There are other questions relating to the physical aspect of this planet which future observers should be able to answer. Do the markings retain their distinctness right up to the limb? Is the opaque crescent of the disk (when Mars is in quadrature) involved in any phosphorescence or glow indicating an atmosphere? Are the bright spots and luminous borders to the continents equally as stable as the dark spots, and do they maintain an equable brilliancy?
The N. hemisphere of Mars needs much further study, as it is not so familiarly known as the S. hemisphere. This is due to the circumstance that, at favourable oppositions, the region of the S. pole is suitably presented for observation. It is only when the planet is comparatively distant, and small in diameter, that his N. hemisphere comes into view.
The difference of inclination under which the features are seen at successive oppositions gives rise to many apparent changes of figure. When the S. hemisphere is exposed to the Earth numerous objects are seen which are quite invisible when the opposite hemisphere is displayed to us.
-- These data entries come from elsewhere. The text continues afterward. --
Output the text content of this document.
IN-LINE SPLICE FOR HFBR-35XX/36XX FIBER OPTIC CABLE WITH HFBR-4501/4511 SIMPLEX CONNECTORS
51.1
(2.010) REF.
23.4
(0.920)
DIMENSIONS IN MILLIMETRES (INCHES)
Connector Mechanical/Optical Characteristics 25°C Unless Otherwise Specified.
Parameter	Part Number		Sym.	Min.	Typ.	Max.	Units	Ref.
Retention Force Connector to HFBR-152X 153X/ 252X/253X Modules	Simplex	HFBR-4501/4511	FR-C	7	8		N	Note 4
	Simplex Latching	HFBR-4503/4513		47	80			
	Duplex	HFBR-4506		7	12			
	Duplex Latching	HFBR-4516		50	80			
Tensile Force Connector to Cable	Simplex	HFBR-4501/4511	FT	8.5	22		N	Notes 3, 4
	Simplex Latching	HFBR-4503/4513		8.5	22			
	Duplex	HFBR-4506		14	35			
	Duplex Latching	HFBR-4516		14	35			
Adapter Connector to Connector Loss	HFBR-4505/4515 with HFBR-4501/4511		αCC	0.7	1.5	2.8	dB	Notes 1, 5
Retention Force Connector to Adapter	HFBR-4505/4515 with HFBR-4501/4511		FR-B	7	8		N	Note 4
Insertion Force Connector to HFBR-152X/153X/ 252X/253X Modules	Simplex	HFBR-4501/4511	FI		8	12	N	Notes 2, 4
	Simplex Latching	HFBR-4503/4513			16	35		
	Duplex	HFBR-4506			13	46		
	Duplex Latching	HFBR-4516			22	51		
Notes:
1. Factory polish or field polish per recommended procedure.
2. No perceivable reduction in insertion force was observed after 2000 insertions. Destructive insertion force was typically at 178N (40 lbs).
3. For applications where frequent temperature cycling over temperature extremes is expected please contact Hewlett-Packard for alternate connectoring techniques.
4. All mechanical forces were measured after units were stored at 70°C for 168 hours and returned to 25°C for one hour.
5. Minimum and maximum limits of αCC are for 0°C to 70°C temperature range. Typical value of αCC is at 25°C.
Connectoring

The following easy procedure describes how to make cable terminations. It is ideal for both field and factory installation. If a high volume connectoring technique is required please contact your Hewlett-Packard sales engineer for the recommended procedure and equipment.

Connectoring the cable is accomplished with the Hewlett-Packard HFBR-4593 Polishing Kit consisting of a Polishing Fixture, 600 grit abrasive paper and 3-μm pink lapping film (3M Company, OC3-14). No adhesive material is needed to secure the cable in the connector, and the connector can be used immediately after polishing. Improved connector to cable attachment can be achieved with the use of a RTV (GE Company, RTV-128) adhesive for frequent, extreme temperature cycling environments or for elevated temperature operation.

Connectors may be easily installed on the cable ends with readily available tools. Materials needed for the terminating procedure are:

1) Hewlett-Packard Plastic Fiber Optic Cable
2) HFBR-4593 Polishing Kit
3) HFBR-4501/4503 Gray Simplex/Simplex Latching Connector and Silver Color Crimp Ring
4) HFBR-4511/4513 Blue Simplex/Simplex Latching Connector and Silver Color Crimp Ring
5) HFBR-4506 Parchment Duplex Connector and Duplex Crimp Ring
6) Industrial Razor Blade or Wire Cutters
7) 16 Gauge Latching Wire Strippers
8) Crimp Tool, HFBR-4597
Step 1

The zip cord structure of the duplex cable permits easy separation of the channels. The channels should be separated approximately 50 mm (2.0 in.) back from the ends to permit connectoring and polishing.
These altering conditions have to be considered in their influences by every student of areography.
Satellites of Mars.—After evading the keen and searching eyes of Sir W. Herschel, and the power of his 40-foot telescope—after eluding the grasp of Lord Rosse’s 6-foot speculum, and the frequent scrutiny of Lassell with his 2-and 4-foot mirrors, the two satellites of Mars were ultimately revealed to Prof. Hall in the 25·8-inch refractor at Washington. These tiny orbs had been enabled to avoid previous discovery by their minuteness and by their close proximity to Mars. Yet as soon as they were known to exist many observers saw them, and in certain cases success was undoubtedly attained with comparatively small instruments. The late Dr. Erck picked up the outermost satellite with a 7-1/3-inch objective, and Mr. Pratt saw it with an 8-1/7-inch mirror by With. But the effect of this eye-straining may just possibly, in one or two instances, have drawn the imagination out of its normal repose. Mr. Pratt’s instrument shows stars in the group ε Lyræ which are invisible in the great Washington telescope and in the 36-inch mirror formerly used by Mr. Common; so that it may well have produced a spectral satellite of Mars. But the satellites are certainly within the occasional reach of moderate means; for they were repeatedly seen with a 9½-inch refractor at the Observatory of Princeton, U.S.A., in October and November 1879. They “were decidedly more easy to see than Mimas,” the innermost satellite of Saturn.